23 Kasım 2024
  • Lefkoşa17°C
  • Mağusa17°C
  • Girne19°C
  • Güzelyurt15°C
  • İskele17°C
  • İstanbul5°C
  • Ankara8°C

NE GÜNLERE KALDIK...

Hatice İNTAÇ

23 Aralık 2020 Çarşamba 08:02

Rüzgârın şiddetiyle açılan pencere gecenin sessizliğini bozmakla kalmadı, zaten zor daldığım uykudan da panik içinde uyandırdı. Hadi şimdi uyu uyuyabilirsen.. Uyanıp da gün boyu, hatta günler, aylar boyu yaşanan  huzursuzlukların  davetsiz misafir gibi gelip beynini kemirmemesine engel ol olabilirsen.. Mümkün mü?.. Hele bunlar sizden kaynaklanmayan, başkalarının sebep olduğu huzursuzluklarsa… Sizden kaynaklansa çözümünü de bulursunuz belki ama iş bilmez, hatasını kabul etmez, sorumsuz, yalancı, para için her şeyi mübah sayan kurumlardan ve insanlardan kaynaklanıyorsa isyanlarınız ve öfkeniz sinirlerinize tavan yaptırır, en sakin insanı bile çileden çıkartır. Esasen salgın hastalık nedeniyle uzun zamandır raydan çıkmış olan hayatlarımız bu tip olumsuzluklarla iyice kâbusa döner. Benzerleri muhakkak herkesin başına gelebilen bu olaylar o kadar çok ki; hangisini anlatmalı?. Belediyelerden mi, telefonla elektrik dairesinden mi, su işleri dairesinden mi, bankalardan mı, trafik şubesinden mi, tesisatçıdan, izolasyoncudan ve hatırlayamadığım nicesinden mi?..

 

Bir yılı aşkın zamandır mahallenin ev telefonları çalışmıyor. Defalarca bu durumu ilgili dairenin arıza bölümüne ve daire müdürüne bildirdiğimiz halde bugün yarın diye geçiştiriliyor, söz veriliyor, bekletiliyor ama gelinmiyor. Yetkili kişiyi aradığımız zaman telefonunu meşgule atıyor, diğer personelden yardım istedik diye tavır alıp işi daha da öteliyor; kişisel komplekslerini tatmin etmek için bizimle oynamayı marifet sayan tavırlar sergiliyor. Aylar önceki son görüşmemizde de daha önce verdiği sözleri yok sayarak yıllardır yapımına bile başlanmayan yolu sebep olarak göstermiş ve telefon hattının yol yapımından sonra onarılacağını söylemişti. Aradan aylar geçti, yol yapımı bitti ama biz hala her ay kirasını ödediğimiz telefon hattının onarılmasını bekliyoruz.

 

Bir başka olumsuzluğu da geçtiğimiz günlerde elektrik dairesinden gelen ve tesadüfen gördüğüm bir mesaj üzerine yaşadım. İyi ki o mesajı görmüşüm çünkü görmeseydim bugün elektriksiz de kalacaktım Mesajda eski borcum olduğu ve üç gün içinde ödemezsem elektriğimin kesileceği bildiriliyordu. Oysa İstanbul’dan adaya dönüş yaptığımdan beri bir banka vasıtasıyla faturalarım otomatik olarak ödeniyordu. Nasıl geriye dönük borcum olabilirdir ki?.. İçerdeki para mı bitmişti ama bu mümkün değildi çünkü öyle bir durum olduğu takdirde beni aramak için telefon numaramı almış; bana haber vereceklerini taahhüt etmişlerdi.

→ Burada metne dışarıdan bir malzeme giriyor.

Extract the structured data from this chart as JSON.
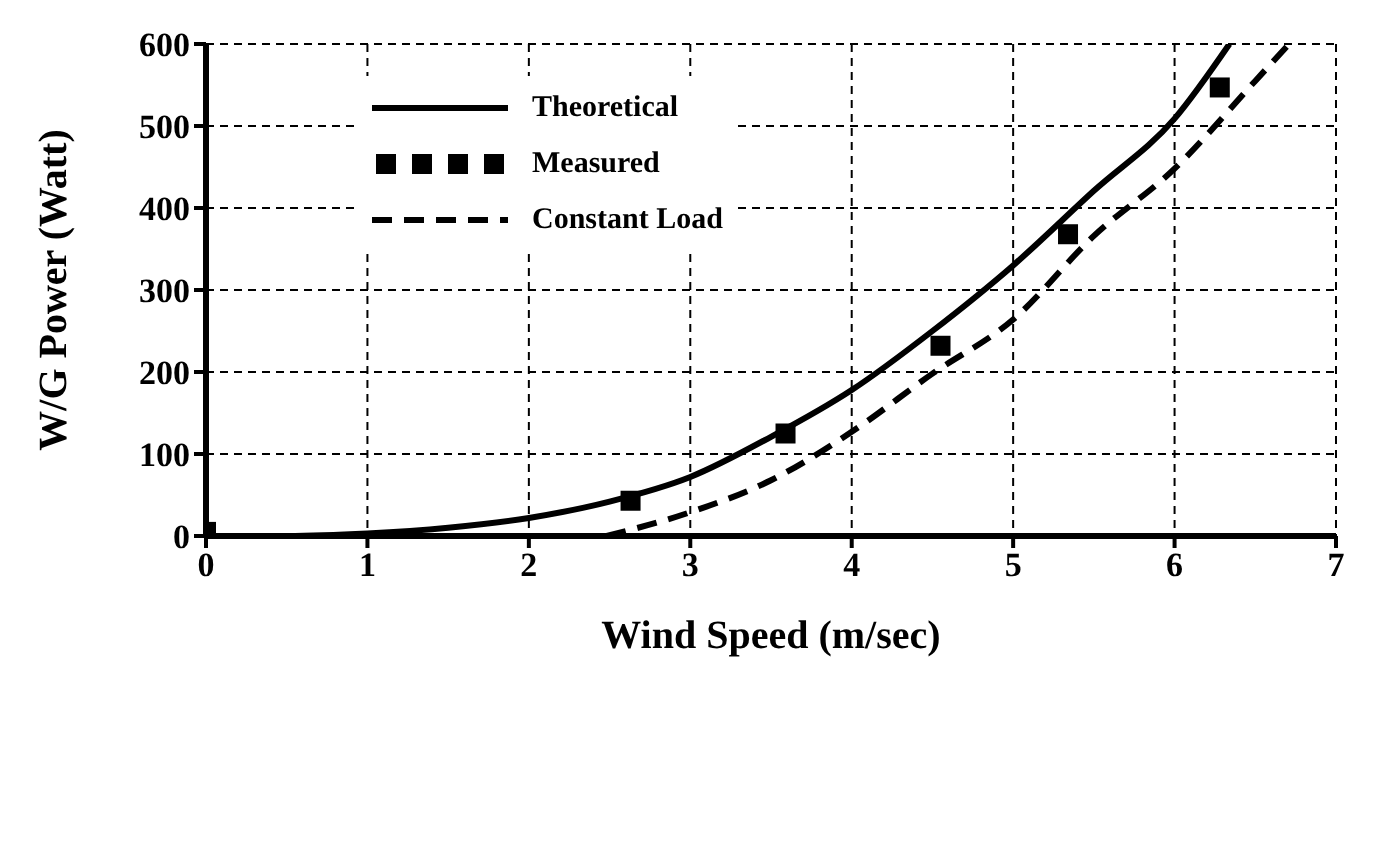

Panik içinde ilgili bankaya gittiğimde bana eksiksiz olarak ödemeleri yaptıklarını; para durumunda bir sorun olmadığını hatta ödemeler için hesabımda iki aya yetecek kadar para bulunduğunu, sorunun elektrik dairesinden kaynaklandığını, borcum olmadığını söylediler ve kurumdan bilgi almamı önerdiler. Onların sormasını ve döküm almalarını istediğimde de ilgili kurumun onlara bilgi vermediğini söylediler ki, bu da bana göre yanlış bir uygulamaydı. Ben bankaya o yetkiyi vermişsem bilgi almak ve bilgi vermek bana değil bu kurumlara ait sorumluluklar olmalıydı.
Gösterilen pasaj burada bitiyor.